From a purely financial perspective, the last twelve months have been turbulent months. Our representatives in Washington have no doubt been busy trying to get us all back on the right course. Recent economic data suggests that we have turned the corner; however, this is not to say that our leaders have consistently made the right decisions. The stimulus money provided by the government, for example, is a farce to smaller companies- especially those doing less than $5 Million a year in revenues. It seems that the larger the company wanting to borrow capital, the easier it is for them to make use of cheap money!  This is an inequity to the small independent operator who basically can’t borrow at any rate to sustain or grow their agency. It reminds me of “Reaganomics” and its trickle down deployment again, only worse! Through it all, the healthcare services industry has remained fairly isolated from meltdowns in the larger economy. I, for one, am glad to be part of an industry that forges people’s passions in exchange for an equitable profit.
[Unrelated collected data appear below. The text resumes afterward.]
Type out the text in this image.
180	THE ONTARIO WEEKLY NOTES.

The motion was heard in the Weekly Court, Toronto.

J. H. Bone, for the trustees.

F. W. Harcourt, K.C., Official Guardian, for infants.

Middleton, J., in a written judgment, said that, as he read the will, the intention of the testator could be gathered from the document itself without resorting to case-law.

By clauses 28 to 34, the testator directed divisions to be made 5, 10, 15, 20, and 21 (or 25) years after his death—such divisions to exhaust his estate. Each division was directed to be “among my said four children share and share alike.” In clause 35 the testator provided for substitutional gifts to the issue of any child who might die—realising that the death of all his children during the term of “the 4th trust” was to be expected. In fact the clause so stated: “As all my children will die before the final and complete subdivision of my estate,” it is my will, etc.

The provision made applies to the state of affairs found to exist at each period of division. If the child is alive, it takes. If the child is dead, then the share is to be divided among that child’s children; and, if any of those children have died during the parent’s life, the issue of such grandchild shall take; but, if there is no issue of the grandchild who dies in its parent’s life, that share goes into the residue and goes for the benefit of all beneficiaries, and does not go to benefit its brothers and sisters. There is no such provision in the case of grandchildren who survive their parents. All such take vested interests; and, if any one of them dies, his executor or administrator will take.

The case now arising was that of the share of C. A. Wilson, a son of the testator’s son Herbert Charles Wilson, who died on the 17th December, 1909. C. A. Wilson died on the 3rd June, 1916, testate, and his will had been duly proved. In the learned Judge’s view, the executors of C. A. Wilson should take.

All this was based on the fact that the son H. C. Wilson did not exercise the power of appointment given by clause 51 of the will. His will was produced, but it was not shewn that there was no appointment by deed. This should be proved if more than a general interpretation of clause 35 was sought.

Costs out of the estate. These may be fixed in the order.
Healthcare Reform in Washington

After attempting to read the 2,000 page healthcare bill, I came away with the following observations. First, it doesn’t prescribe anything material as it relates to reimbursement. It did, however, devote 300 pages to providing healthcare to our Native Americans, whose casinos apparently don’t provide healthcare coverage to employees. It never uses the word “Doctor” and only talks in the vernacular “shall”. Despite its problems, I suspect that some modified iteration will eventually pass!

Directly or indirectly, our 40 Million uninsured Americans will soon be eligible for healthcare insurance, which will benefit all providers of medical services. The government will use State Medicaid programs as their overseer and delivery system to those who qualify. Yes, there are more efficient methods of implementation, but it seems that our Congress has only self serving agendas and no business acumen. Either way we still win!

The Vital Signs of the Healthcare Industry Continue to Show Encouraging Results Despite Predictions of Calamity

The M&A market for 2009 has been robust and I expect this trend to continue on through all of 2010. The behemoths of healthcare companies continue to strategically acquire businesses with sustainable revenues, growth and profits. Further, they continue to pay a premium for their acquisitions using 4 to 6 times EBITDA as their formula, which is inline with what their stocks are currently selling for as publicly traded companies. I believe that publicly traded healthcare companies are currently trading at a significant discount due to uncertainties about what congress will or won’t do. When the healthcare industry stabilizes, I expect that healthcare stock prices will potentially double in the next 12 to18 months.

While Valuations of Healthcare Service Companies are Holding Up, Prices Continue to Vary According to Segment

Homecare: Medicare providers continue to be the most sought after companies for acquisition followed by private pay operators (excluding Medicaid as the payor source). Medicare companies usually command 5X EBITDA if they are profitable and have organic growth. When a Medicare home health company has sufficient critical mass (over $25 million in revenues), or is located in a CON state, it can demand a 6X multiplier. Medicaid continues to be very consistent at attracting buyers at a 4X multiplier. Geography is the main driver for Medicaid agencies with California being the least desirable and Kansas being the most desirable state to buy Medicaid agencies in.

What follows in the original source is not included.